By forty-six you have, but at this point all Jack could do was hope that his tongue wasn't hanging as far out as his son's. His voice squeaked when he first tried to speak. He suppressed a blush by sheer effort of will and cleared his throat. "Where're the earrings?" "They hurt my ears," Kate said, daring him to pursue it.
She didn't need them, he thought, it would only be gilding the lily. He cleared his throat again and didn't quite have the guts to offer his arm. "Well? Shall we?"
Mutt barked at her, a sharp, short, warning sound that startled all of them. "What?" Kate said.
In the living room doorway, Mutt lowered her head and growled. "Mutt?"
Kate said. "What's the matter, girl?"
Mutt actually flattened her ears. "Mutt! It's me! It's just me! Jack! My own dog doesn't know me! Mutt, it's just me, it's Kate!" Kate held out a hand.
Mutt's lips curled back from her teeth, exposing a very large set of canines that Kate had never seen at quite that angle before. Others had, not her. She didn't move. Mutt gave her hand a wary sniff, looked at the vision standing before her, sniffed again. The lip came back down, and Mutt looked her over one last time, shining head to gleaming leather toes, gave a contemptuous and comprehensive snort, tossed her tail up in disgust and stalked into the living room to plump down in the middle of the rug with her back turned pointedly to Kate.

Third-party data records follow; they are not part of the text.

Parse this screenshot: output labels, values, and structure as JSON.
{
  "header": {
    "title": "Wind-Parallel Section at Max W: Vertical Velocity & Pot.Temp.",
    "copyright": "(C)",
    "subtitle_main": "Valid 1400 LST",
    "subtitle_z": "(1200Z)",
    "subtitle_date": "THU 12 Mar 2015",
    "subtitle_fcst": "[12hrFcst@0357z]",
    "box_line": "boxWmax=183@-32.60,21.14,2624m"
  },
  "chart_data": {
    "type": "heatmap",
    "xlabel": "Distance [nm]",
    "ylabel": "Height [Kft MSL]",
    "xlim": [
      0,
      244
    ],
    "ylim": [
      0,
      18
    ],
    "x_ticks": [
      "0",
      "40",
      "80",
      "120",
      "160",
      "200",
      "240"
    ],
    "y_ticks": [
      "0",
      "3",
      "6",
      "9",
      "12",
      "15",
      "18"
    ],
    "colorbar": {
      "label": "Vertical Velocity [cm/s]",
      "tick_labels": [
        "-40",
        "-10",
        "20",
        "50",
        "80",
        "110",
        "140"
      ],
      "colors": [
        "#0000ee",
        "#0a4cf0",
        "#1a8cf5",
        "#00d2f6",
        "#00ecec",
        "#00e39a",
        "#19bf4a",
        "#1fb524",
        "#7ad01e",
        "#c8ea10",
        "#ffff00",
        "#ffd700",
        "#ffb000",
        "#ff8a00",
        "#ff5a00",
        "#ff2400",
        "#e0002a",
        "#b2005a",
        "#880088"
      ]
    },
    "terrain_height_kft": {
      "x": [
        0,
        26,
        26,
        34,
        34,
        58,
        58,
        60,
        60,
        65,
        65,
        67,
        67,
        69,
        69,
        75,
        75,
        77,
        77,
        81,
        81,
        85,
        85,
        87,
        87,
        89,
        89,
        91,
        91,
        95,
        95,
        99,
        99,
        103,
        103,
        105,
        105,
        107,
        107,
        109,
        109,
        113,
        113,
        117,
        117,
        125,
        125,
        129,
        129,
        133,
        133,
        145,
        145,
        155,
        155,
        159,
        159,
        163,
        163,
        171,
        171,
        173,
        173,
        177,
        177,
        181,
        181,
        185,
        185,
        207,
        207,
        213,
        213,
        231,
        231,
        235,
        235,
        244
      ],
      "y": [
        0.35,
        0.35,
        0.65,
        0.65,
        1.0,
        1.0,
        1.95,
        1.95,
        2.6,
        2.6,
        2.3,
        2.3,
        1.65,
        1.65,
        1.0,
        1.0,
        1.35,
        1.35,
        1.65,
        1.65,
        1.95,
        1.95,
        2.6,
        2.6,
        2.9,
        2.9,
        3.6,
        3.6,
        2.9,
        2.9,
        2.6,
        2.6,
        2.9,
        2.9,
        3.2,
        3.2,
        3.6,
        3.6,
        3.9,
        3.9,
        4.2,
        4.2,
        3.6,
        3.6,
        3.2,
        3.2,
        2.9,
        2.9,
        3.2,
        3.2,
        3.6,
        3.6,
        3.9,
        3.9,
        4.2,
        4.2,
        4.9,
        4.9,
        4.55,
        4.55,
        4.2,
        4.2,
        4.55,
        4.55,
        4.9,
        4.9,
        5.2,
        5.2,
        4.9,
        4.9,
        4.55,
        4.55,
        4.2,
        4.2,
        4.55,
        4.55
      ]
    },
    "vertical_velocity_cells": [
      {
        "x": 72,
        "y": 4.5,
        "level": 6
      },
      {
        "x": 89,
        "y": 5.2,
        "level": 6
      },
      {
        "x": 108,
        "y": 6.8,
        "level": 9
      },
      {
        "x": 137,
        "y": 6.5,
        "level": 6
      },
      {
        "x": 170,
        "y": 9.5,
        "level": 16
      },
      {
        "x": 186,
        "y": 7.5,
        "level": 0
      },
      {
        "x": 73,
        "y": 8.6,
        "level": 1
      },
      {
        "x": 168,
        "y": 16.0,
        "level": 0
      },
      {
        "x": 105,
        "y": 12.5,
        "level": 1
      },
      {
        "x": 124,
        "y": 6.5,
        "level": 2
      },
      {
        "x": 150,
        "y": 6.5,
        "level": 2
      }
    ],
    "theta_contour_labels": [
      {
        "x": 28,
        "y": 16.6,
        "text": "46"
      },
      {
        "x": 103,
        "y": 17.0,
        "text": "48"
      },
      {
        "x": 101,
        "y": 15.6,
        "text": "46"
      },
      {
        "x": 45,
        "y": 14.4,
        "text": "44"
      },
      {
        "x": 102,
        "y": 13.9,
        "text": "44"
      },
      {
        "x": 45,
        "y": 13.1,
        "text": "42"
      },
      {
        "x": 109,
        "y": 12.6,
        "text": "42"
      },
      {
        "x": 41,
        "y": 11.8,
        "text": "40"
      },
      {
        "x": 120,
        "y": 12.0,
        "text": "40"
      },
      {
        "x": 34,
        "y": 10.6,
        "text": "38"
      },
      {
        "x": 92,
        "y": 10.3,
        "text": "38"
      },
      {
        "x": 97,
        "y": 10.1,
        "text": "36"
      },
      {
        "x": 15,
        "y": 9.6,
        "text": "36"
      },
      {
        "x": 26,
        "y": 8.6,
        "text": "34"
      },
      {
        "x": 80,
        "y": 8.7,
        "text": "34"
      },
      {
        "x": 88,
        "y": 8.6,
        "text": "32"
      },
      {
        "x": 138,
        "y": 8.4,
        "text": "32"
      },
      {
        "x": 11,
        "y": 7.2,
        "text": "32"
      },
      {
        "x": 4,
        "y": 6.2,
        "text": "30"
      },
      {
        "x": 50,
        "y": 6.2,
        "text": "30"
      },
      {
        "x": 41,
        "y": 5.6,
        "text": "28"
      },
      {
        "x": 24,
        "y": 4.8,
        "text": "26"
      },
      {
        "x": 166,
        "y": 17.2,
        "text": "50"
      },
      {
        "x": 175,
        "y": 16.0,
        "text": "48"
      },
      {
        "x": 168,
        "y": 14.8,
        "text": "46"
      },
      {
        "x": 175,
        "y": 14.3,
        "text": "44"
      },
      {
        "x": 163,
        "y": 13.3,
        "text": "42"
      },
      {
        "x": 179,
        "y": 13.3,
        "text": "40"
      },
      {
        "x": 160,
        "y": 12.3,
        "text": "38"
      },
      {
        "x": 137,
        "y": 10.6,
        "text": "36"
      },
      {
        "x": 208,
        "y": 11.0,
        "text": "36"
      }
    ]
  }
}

There was a short, charged silence.
"That does it," Kate said. Her hand went to the hidden fastening of the jacket.
Jack intercepted it just in time and Johnny scooted around them to yank open the door. As the babysitter, who had not the benefit of the before picture, watched in puzzlement, Kate was tucked securely into the Blazer and hied on her way to the Discovery Room of the Captain Cook before the first button was undone.
As has been said before, Jack Morgan was adept at reading Kate Shugak sign. His son bid fair to becoming a useful back-trailer, too.
SIX.
THE CAPTAIN COOK HAD BEEN BUILT BY AN EX-BOXING champion who had come to Alaska after World War II to make his fortune in real estate. He lost the fortune and a good portion of the real estate itself in the 1964
Alaska Earthquake, and struck the right note with the citizens of the new state newly devastated by a 9.2 temblor by digging the foundations of a new hotel before the year of the quake was out. From the new hotel he went on to the governor's mansion, and from the governor's mansion to the position of Secretary of the Interior, where he lasted two years before President Nixon fired him for publicly opposing the conduct of the Vietnam War. He returned to Alaska and ran again for governor. It took him twenty years to get reelected, a great shock to the citizens of Alaska, who had voted in larger numbers to retain the decriminalization of marijuana than they had for him, a candidate who made Newt Gingrich look liberal. His second term was highlighted by a plan to build a water pipeline to California, another to ship chunks of Alaskan glacier ice to Saudi Arabia, and by an indictment for granting a state lease with very favorable terms to a building owned by his chief campaign contributor.